Esto perpetua is a Latin phrase meaning "let it be perpetual".

It is the motto of Idaho. The motto appears on the back of the 2007 Idaho quarter dollar coin.

The words are traced back to the Venetian theologian and mathematician Paolo Sarpi (1552–1623), also known as Fra Paolo. The day before his death he had dictated three replies to questions on affairs of state, and his last words were "Esto perpetua" reportedly in reference to his beloved Republic (of Venice), and translated as "Mayest thou endure forever!" These words were also repeated by Henry Grattan upon the achievement of Irish legislative independence in 1782. When the designer of the state seal Emma Edwards Green described the motto on the seal, she translated it as "It is perpetuated" or "It is forever". The phrase was used by Jefferson Davis at the close of his book Rise and Fall of the Confederate Government in a wish that it may be "Written on the arch of the Union." Of his attempt to break up the Union, he said "I recognise the fact that the war showed it to be impractical".
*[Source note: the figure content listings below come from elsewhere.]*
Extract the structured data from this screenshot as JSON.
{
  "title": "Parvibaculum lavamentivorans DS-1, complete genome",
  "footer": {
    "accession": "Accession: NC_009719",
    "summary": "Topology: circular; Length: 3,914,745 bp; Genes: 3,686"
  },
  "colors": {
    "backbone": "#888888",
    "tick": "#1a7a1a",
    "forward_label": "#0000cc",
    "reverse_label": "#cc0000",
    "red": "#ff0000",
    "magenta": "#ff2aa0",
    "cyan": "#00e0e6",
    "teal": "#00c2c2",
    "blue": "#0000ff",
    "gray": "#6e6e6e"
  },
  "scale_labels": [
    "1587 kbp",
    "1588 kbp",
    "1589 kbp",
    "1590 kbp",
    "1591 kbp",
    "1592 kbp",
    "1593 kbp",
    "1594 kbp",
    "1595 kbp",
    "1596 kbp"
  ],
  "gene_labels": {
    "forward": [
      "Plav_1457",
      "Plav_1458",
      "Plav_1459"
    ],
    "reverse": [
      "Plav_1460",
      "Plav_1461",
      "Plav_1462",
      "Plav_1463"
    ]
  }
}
A list of places the motto was adopted by:
- HMS Tireless, Trafalgar Class Submarine Royal Navy
- The National Grange of the Order of Patrons of Husbandry, a farm organization constituted in Washington, D.C., on December 4, 1867
- The Pirates Rugby Football Club in Dunedin, New Zealand, which was formed in 1882
- The Sigma Phi Society
- Phi Chi Fraternity of Young Harris College, established in 1891
- The Club
- Chatham Hall School, Chatham, Virginia, translated as "She will live forever"
- Three of the four Thomian Schools in Sri Lanka: those in Mount Lavinia, Gurutalawa and Bandarawela, translated as "Be Thou Forever"
- The motto of Springs Boys' High School, Springs, South Africa. "Esto Perpetua" has been the school's motto since it first opened in 1940.
- The motto of Springs Girls' High School, Springs, South Africa. "Esto Perpetua" has been the school's motto since it first opened in 1959.
- The Winyah Indigo Society, Georgetown, S.C., incorporated 1754.
- The Grand Lodge of British Freemasons in Germany incorporates the motto on its Grand Seal translated as "May it last forever"
- Carron Phoenix Manufacturer of sinks in Carron, Scotland.
- The Old Sydneians' Union, the alumni organisation of Sydney Grammar School.
- The Union Arch over Cabin John Creek, Maryland, USA.